Plasmid pMP69 was constructed to change the antibiotic cassette in plasmid pMP36 by sequence and ligation-independent cloning (SLIC) as described by Li and Elledge (2007). A linear DNA fragment was generated using plasmid pMP36 as template and primer pair OM105F/OM105R that did not encode the erythromycin cassette but contained end sequences that are homologous to a DNA fragment encoding the bleomycin/phleomycin cassette that was generated by PCR using the primer pair Bleo_Fwd/Bleo_Rev and plasmid pMPA65 as template. Both DNA fragments were then treated with T4 DNA polymerase, allowed to anneal and transformed into competent E. coli cells to generate plasmid pMP69 (phleo). Plasmid pMP69 was then transformed into strains MP173 and MP174 to generate strains MP177 and MP178 respectively.

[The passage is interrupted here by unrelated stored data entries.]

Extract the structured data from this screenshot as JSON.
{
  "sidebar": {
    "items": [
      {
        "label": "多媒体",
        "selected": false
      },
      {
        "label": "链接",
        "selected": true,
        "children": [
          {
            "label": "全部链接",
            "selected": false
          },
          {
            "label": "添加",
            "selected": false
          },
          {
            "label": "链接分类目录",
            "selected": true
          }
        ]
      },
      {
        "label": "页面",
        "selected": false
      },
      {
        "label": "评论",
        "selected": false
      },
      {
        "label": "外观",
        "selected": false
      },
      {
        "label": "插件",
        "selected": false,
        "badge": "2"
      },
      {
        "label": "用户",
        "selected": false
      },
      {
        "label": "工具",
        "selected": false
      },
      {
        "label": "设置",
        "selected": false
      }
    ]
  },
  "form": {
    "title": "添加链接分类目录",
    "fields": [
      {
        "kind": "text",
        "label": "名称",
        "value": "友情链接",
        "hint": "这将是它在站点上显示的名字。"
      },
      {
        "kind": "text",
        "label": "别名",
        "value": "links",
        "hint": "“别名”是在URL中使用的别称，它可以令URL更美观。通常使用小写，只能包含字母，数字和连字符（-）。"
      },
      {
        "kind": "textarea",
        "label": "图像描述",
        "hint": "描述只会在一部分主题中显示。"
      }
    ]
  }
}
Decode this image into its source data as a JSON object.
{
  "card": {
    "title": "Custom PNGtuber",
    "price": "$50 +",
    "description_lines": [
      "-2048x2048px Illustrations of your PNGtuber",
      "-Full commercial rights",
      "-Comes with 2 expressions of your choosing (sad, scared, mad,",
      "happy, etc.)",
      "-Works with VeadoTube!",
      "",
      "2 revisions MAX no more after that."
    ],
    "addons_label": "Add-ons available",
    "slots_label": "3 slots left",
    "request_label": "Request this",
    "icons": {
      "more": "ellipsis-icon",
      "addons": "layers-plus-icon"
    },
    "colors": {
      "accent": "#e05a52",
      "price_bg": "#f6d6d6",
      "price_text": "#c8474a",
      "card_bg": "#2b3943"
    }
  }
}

Measurement of promoter activity

Promoter activity was measured as previously described by Botella and colleagues (2010; 2011).

RNA extraction and RTqPCR

RNA was extracted and transcripts were quantified using RTqPCR as previously described by Salzberg and colleagues (2013).

Western analysis

Western analysis was performed as described in Noone and colleagues (2012).

Transformation of B. subtilis 168 and B. spizizenii W23

B. subtilis 168 (strain BSB168, Jules et al., 2009) was transformed according to the procedure of Anagnostopoulos and Spizizen (1961). The procedure used to transform B. spizizenii W23 was a modification of that described by Jarmer and colleagues (2002). The transformation medium used was that described by Jarmer and colleagues (2002), a modification of Spizizen minimal salts medium. An overnight culture of B. spizizenii W23, grown in the modified Spizizen minimal salts medium, was diluted 1/20 into 1 ml of fresh medium to which 3 µg of circular plasmid DNA was added. The culture was then grown at 37°C for 7 h with aeration at 200 rpm. Transformants were selected on Luria Bertani agar (LB) with addition of antibiotics at concentrations described by Noone and colleagues (2014) as appropriate.